Land Advocate Elizabeth Beall Banks Dies

By Patricia Sullivan
The Washington Post
Wednesday, January 19, 2005

Elizabeth Beall Banks, 93, a teacher and land advocate who sold her family's 138-acre farm to Johns Hopkins University for its Rockville biotechnology research center, died of pneumonia Jan. 17 at her home on the farm. 

Miss Banks, who had taught for 36 years in the Montgomery County grade and junior high schools, sold the property for $5 million in 1989, a fraction of its real value. The only conditions were that the school replace her drafty old house with a modest new home, where she could live and raise her 80 head of Black Angus cattle until she died. The university could develop 30 acres as long as trees buffered her from the development, she agreed. 

"She loved this land so much. We all agreed it would never be sold to a developer. When Johns Hopkins came along, we felt it was a great opportunity for all of us," said her sister, Beulah B. Newell. 

The farm, known as Belward, had been in her family since the mid-1800s, purchased by her great-grandfather, Ignatius Beall Ward. Miss Banks, who was born on her family's farm in Howard County, moved to the Rockville farm at age 15, when a tornado ruined her father's farm. 

She attended Maryland State Teachers College at Towson (now Towson University) and began teaching at the Rockville Academy in 1931, when it housed the county's primary grades. She continued to teach in the county's grade schools, and in later years she taught junior high school students with special needs. She retired in 1967. 

Each day after school, she would change into her overalls and ride a horse or drive a tractor. She baled hay, shoveled out the horse stalls and fed and watered the cattle. The family's Brown Swiss dairy cows gave the richest milk in the county, she bragged. 

Miss Banks inherited most of the farm in 1958 from her mother and an aunt who lived in Canada. The aunt, knowing how much she loved the land, trusted her to keep the farm from commercial and residential development. 

She once threatened trespassing developers with a shotgun. Another time, she erected a 6-by-12-foot sign urging commuters stuck in traffic to complain to county officials, whose phone numbers she helpfully provided in large type. When bulldozers started to knock down trees in the wooded buffer she depended on, she and a friend hugged the century-old tree trunks and blocked the dozer. 

She sold the land to Johns Hopkins because she admired the university. Some of its male students wooed her when she was a young woman. Her mother was treated at its medical center when her lung cancer was diagnosed in 1962.

One of the conditions Elizabeth Beall Banks put on the sale of her land to Johns Hopkins was that she be able to stay on the land and raise her 80 head of Black Angus cattle until she died. 

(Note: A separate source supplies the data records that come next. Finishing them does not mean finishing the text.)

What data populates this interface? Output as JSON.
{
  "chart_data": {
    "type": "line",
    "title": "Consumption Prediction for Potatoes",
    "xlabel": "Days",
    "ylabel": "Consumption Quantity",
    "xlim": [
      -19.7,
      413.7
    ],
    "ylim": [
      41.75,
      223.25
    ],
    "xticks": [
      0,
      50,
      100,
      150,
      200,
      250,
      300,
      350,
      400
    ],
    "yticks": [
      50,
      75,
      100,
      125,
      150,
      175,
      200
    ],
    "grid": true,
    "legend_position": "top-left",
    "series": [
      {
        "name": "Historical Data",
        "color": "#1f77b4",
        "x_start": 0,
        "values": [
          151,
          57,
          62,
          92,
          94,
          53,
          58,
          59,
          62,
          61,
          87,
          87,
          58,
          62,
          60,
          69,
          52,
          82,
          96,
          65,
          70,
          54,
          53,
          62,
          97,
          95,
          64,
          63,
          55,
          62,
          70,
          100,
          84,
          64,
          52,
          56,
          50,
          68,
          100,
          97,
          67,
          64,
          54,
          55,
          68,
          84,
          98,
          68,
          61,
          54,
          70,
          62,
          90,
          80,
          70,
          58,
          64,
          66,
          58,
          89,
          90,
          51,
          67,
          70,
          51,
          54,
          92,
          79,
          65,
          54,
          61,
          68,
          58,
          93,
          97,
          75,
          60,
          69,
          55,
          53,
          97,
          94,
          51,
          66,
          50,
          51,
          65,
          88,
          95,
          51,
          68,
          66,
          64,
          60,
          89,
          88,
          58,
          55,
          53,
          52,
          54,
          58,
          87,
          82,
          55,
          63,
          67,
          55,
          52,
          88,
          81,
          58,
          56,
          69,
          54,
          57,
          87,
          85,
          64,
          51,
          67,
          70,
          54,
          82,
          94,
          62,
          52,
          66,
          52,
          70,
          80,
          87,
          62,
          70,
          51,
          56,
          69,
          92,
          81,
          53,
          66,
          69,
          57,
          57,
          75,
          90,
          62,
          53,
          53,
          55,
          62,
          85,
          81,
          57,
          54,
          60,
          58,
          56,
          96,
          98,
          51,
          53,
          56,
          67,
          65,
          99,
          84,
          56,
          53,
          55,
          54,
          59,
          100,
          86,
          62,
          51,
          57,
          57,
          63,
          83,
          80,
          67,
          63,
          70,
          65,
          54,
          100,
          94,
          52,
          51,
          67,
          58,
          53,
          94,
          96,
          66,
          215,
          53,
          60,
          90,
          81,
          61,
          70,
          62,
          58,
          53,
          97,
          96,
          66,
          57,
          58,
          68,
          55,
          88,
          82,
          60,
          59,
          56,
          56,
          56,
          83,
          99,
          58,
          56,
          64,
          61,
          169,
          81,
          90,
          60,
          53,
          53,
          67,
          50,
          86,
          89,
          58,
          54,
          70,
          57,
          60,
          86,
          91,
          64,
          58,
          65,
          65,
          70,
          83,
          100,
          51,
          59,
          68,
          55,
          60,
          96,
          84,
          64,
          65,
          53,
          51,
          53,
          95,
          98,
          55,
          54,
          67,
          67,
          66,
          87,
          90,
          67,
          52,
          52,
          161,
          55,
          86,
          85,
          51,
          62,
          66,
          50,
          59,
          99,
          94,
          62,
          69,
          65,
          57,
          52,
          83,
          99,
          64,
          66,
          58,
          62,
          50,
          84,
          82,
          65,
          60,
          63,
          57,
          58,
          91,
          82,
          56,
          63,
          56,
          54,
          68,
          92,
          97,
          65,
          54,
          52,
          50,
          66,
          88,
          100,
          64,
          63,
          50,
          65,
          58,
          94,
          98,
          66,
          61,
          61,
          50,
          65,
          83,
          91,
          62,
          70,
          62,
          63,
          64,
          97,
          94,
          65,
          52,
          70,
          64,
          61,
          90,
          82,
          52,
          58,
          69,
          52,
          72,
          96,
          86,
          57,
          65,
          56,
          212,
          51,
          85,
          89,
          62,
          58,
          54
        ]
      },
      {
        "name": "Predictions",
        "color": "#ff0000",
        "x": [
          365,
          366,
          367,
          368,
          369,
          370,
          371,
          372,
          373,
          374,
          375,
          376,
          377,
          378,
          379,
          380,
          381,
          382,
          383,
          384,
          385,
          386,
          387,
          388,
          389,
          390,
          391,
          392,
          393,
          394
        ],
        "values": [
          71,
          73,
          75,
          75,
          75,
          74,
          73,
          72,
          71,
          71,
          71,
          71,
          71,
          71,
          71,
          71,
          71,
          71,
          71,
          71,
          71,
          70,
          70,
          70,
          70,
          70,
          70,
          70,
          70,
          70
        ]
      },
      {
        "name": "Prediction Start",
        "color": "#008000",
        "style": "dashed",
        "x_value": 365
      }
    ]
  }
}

So when some of the trees in her buffer were knocked down, she got a stop-work order. "It breaks my heart," she told a Washington Post reporter in 2001. "When they started cutting down those trees, it was like they might as well have put a knife in my heart." The dispute was settled, and Montgomery County, which acquired some of the land from the university, planted more trees in the buffer. 

Miss Banks, who continued to farm the land until her death, set up a scholarship fund for Johns Hopkins medical students, and greeted her own former students, who would stop by the farm from time to time with their children. The children, her sister said, loved to visit the Black Angus, the two miniature horses and the donkey. Miss Banks was a longtime member of the Maryland Farm Bureau. 

The 30 developed acres are now home to Human Genome Sciences Inc. The land, some of which will be retained as open space, is set aside for research and academic development, said Dennis O'Shea, a Johns Hopkins spokesman. 

"Miss Banks was an extremely generous person and she had vision for the future of this property," O'Shea said. "She has been a very important part of the history of Montgomery County and her gift will be an important part of its future, as well."